At the end of both presentations, Eric Weiss gave a third option for the school.
“What if you wanted solar savings, but you didn’t want solar on your roof?” he asked.
He said Gateway could participate in Hampshire Solar, a program of the Hampshire Council of Governments, which offers solar net metering credits from an array that would be in another community.
Weiss said the Hampshire Council of Governments is partnering with Nexamp, a solar company which is building a solar panel array on Allard’s Farm in Hadley. Gateway would enter into a 20-year agreement to purchase electricity credits from them, and receive a fixed discount of 21 percent for 20 years.
Weiss said Gateway could put 85 percent of their electricity into the contract, leaving a 15 percent hedge in the case of savings or closings in the complex. He said anticipated savings from this program would be $30,000 the first year, and $500,000 over 20 years. He said the reason that these agreements are for 20 years, is that financing is for 20 years.
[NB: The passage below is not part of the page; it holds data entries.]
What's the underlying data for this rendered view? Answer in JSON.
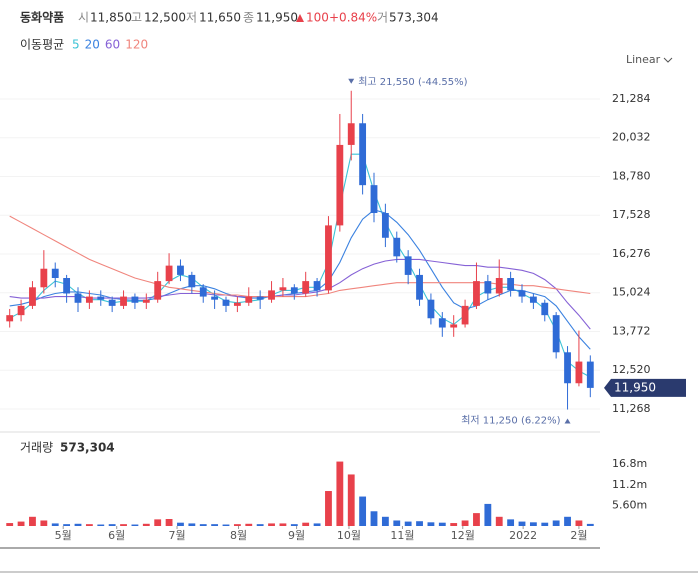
{
  "header": {
    "name": "동화약품",
    "open_label": "시",
    "open": "11,850",
    "high_label": "고",
    "high": "12,500",
    "low_label": "저",
    "low": "11,650",
    "close_label": "종",
    "close": "11,950",
    "change": "100",
    "change_pct": "+0.84%",
    "volume_label": "거",
    "volume": "573,304",
    "ma_label": "이동평균"
  },
  "chart_data": [
    {
      "type": "candlestick",
      "scale": "Linear",
      "up_color": "#e8414b",
      "down_color": "#2f6bd6",
      "open": [
        14100,
        14300,
        14600,
        15200,
        15800,
        15500,
        15000,
        14700,
        14900,
        14800,
        14600,
        14900,
        14700,
        14800,
        15400,
        15900,
        15600,
        15200,
        14900,
        14800,
        14600,
        14700,
        14900,
        14800,
        15100,
        15200,
        15000,
        15400,
        15100,
        17200,
        19800,
        20500,
        18500,
        17600,
        16800,
        16200,
        15600,
        14800,
        14200,
        13900,
        14000,
        14600,
        15400,
        15000,
        15500,
        15100,
        14900,
        14700,
        14300,
        13100,
        12100,
        12800
      ],
      "high": [
        14500,
        14800,
        15400,
        16400,
        16000,
        15600,
        15200,
        15100,
        15100,
        14900,
        15100,
        15000,
        15000,
        15700,
        16300,
        16100,
        15700,
        15300,
        15100,
        14900,
        14900,
        15200,
        15100,
        15400,
        15500,
        15300,
        15700,
        15500,
        17500,
        20800,
        21550,
        20800,
        18900,
        17900,
        17000,
        16400,
        15800,
        15000,
        14400,
        14300,
        14800,
        16000,
        15600,
        16100,
        15700,
        15300,
        15000,
        14800,
        14400,
        13300,
        13800,
        13000
      ],
      "low": [
        13900,
        14100,
        14500,
        15000,
        15200,
        14700,
        14400,
        14500,
        14600,
        14400,
        14500,
        14500,
        14500,
        14700,
        15300,
        15400,
        15000,
        14700,
        14500,
        14400,
        14400,
        14600,
        14500,
        14700,
        14900,
        14800,
        14900,
        14900,
        15000,
        17000,
        19300,
        18200,
        17300,
        16500,
        16000,
        15300,
        14600,
        14000,
        13600,
        13600,
        13900,
        14500,
        14800,
        14900,
        14900,
        14700,
        14500,
        14100,
        12900,
        11250,
        12000,
        11650
      ],
      "close": [
        14300,
        14600,
        15200,
        15800,
        15500,
        15000,
        14700,
        14900,
        14800,
        14600,
        14900,
        14700,
        14800,
        15400,
        15900,
        15600,
        15200,
        14900,
        14800,
        14600,
        14700,
        14900,
        14800,
        15100,
        15200,
        15000,
        15400,
        15100,
        17200,
        19800,
        20500,
        18500,
        17600,
        16800,
        16200,
        15600,
        14800,
        14200,
        13900,
        14000,
        14600,
        15400,
        15000,
        15500,
        15100,
        14900,
        14700,
        14300,
        13100,
        12100,
        12800,
        11950
      ],
      "ma": [
        {
          "name": "5",
          "color": "#3cc3d6",
          "values": [
            14200,
            14400,
            14700,
            15100,
            15400,
            15300,
            15000,
            14800,
            14800,
            14700,
            14750,
            14750,
            14750,
            15000,
            15400,
            15600,
            15500,
            15200,
            14950,
            14750,
            14700,
            14750,
            14800,
            14950,
            15100,
            15100,
            15200,
            15200,
            16000,
            17800,
            19500,
            19500,
            18300,
            17300,
            16600,
            16000,
            15300,
            14600,
            14200,
            14000,
            14300,
            14900,
            15100,
            15200,
            15200,
            15000,
            14800,
            14500,
            13800,
            12800,
            12500,
            12300
          ]
        },
        {
          "name": "20",
          "color": "#3b82e0",
          "values": [
            14600,
            14650,
            14750,
            14900,
            15000,
            15050,
            15050,
            15000,
            14950,
            14850,
            14800,
            14780,
            14780,
            14850,
            15000,
            15150,
            15250,
            15250,
            15150,
            15000,
            14900,
            14850,
            14850,
            14900,
            14950,
            15000,
            15050,
            15100,
            15400,
            16000,
            16800,
            17400,
            17700,
            17600,
            17300,
            16900,
            16400,
            15800,
            15200,
            14700,
            14500,
            14600,
            14800,
            14950,
            15100,
            15100,
            15000,
            14900,
            14600,
            14100,
            13600,
            13200
          ]
        },
        {
          "name": "60",
          "color": "#8662d6",
          "values": [
            14900,
            14850,
            14850,
            14850,
            14900,
            14900,
            14900,
            14850,
            14850,
            14850,
            14850,
            14850,
            14850,
            14900,
            14950,
            15000,
            15000,
            15000,
            14950,
            14950,
            14900,
            14900,
            14900,
            14900,
            14950,
            14950,
            15000,
            15050,
            15150,
            15350,
            15600,
            15800,
            15950,
            16050,
            16100,
            16100,
            16100,
            16050,
            16000,
            15950,
            15900,
            15900,
            15850,
            15850,
            15800,
            15750,
            15650,
            15450,
            15150,
            14700,
            14300,
            13850
          ]
        },
        {
          "name": "120",
          "color": "#f0857d",
          "values": [
            17500,
            17300,
            17100,
            16900,
            16700,
            16500,
            16300,
            16100,
            15950,
            15800,
            15650,
            15500,
            15400,
            15300,
            15200,
            15150,
            15100,
            15050,
            15000,
            14950,
            14950,
            14900,
            14900,
            14900,
            14900,
            14900,
            14900,
            14950,
            15000,
            15100,
            15150,
            15200,
            15250,
            15300,
            15350,
            15350,
            15350,
            15350,
            15350,
            15350,
            15350,
            15350,
            15350,
            15300,
            15300,
            15250,
            15250,
            15200,
            15150,
            15100,
            15050,
            15000
          ]
        }
      ],
      "xlim": [
        -0.5,
        51.5
      ],
      "ylim": [
        10751,
        22059
      ],
      "yticks": [
        {
          "value": 11268,
          "label": "11,268"
        },
        {
          "value": 12520,
          "label": "12,520"
        },
        {
          "value": 13772,
          "label": "13,772"
        },
        {
          "value": 15024,
          "label": "15,024"
        },
        {
          "value": 16276,
          "label": "16,276"
        },
        {
          "value": 17528,
          "label": "17,528"
        },
        {
          "value": 18780,
          "label": "18,780"
        },
        {
          "value": 20032,
          "label": "20,032"
        },
        {
          "value": 21284,
          "label": "21,284"
        }
      ],
      "grid": true,
      "high_annotation": "최고 21,550 (-44.55%)",
      "low_annotation": "최저 11,250 (6.22%)",
      "last_label": "11,950"
    },
    {
      "type": "bar",
      "title": "거래량",
      "title_value": "573,304",
      "values": [
        800000,
        1200000,
        2500000,
        1500000,
        700000,
        500000,
        600000,
        500000,
        400000,
        500000,
        500000,
        400000,
        600000,
        1800000,
        1900000,
        900000,
        700000,
        500000,
        500000,
        400000,
        500000,
        600000,
        500000,
        700000,
        700000,
        500000,
        900000,
        700000,
        9500000,
        17500000,
        14000000,
        8000000,
        4000000,
        2500000,
        1500000,
        1200000,
        1300000,
        1000000,
        900000,
        800000,
        1500000,
        3500000,
        6000000,
        2500000,
        1800000,
        1200000,
        1000000,
        900000,
        1500000,
        2500000,
        1500000,
        573304
      ],
      "ylim": [
        0,
        22000000
      ],
      "yticks": [
        {
          "value": 5600000,
          "label": "5.60m"
        },
        {
          "value": 11200000,
          "label": "11.2m"
        },
        {
          "value": 16800000,
          "label": "16.8m"
        }
      ],
      "xlim": [
        -0.5,
        51.5
      ],
      "xticks": [
        {
          "value": 4.7,
          "label": "5월"
        },
        {
          "value": 9.4,
          "label": "6월"
        },
        {
          "value": 14.7,
          "label": "7월"
        },
        {
          "value": 20.1,
          "label": "8월"
        },
        {
          "value": 25.2,
          "label": "9월"
        },
        {
          "value": 29.8,
          "label": "10월"
        },
        {
          "value": 34.5,
          "label": "11월"
        },
        {
          "value": 39.8,
          "label": "12월"
        },
        {
          "value": 45.1,
          "label": "2022"
        },
        {
          "value": 50.0,
          "label": "2월"
        }
      ]
    }
  ]
}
Weiss also said Gateway could do both projects. He said if they agreed to do solar panels with Broadway at their 50 percent estimate for example, they would still have half the load in “brown” power. They could then sign 20 year power purchase agreement for the balance with Nexam.
Weiss said Gateway is in a strong position, because it is possible to build and/or net meter solar. He said they had four options. Option one would be to build solar a proposed and net meter the balance at a 21 percent discount. Option two would be to build solar on Littleville, and net meter Gateway because of concern over the roof. Option three would be to net meter the whole school. Option four would be to do nothing with solar.
“Forgoing everything,” said Wing. “Let’s go back to the kids. Could we do a program for them with net metering?”
Weiss said they could.
“This is how I see it,’ he said. “We’ve been through a lower than predicted period (in costs of electricity) because of the fracking of gas. Gas cost is rising now with no pressure to push them down, and it will push electricity with it. Going with either makes you greener. Sooner is better because of changing solar markets.”
Stephanie Fisk asked, what the downside of net metering is?
Weiss said the discount is 21 percent no matter what, but the savings could be higher with a solar array if prices spike.
“If you’re going to get serious about negotiating different options,” he said. “you have to choose one of these vendors.”
He added that once Gateway commits their energy load to either of these projects, they can’t renegotiate.
The school committee members present agreed to review the options at their regular meeting Wednesday, and choose a vendor at that time to continue negotiations.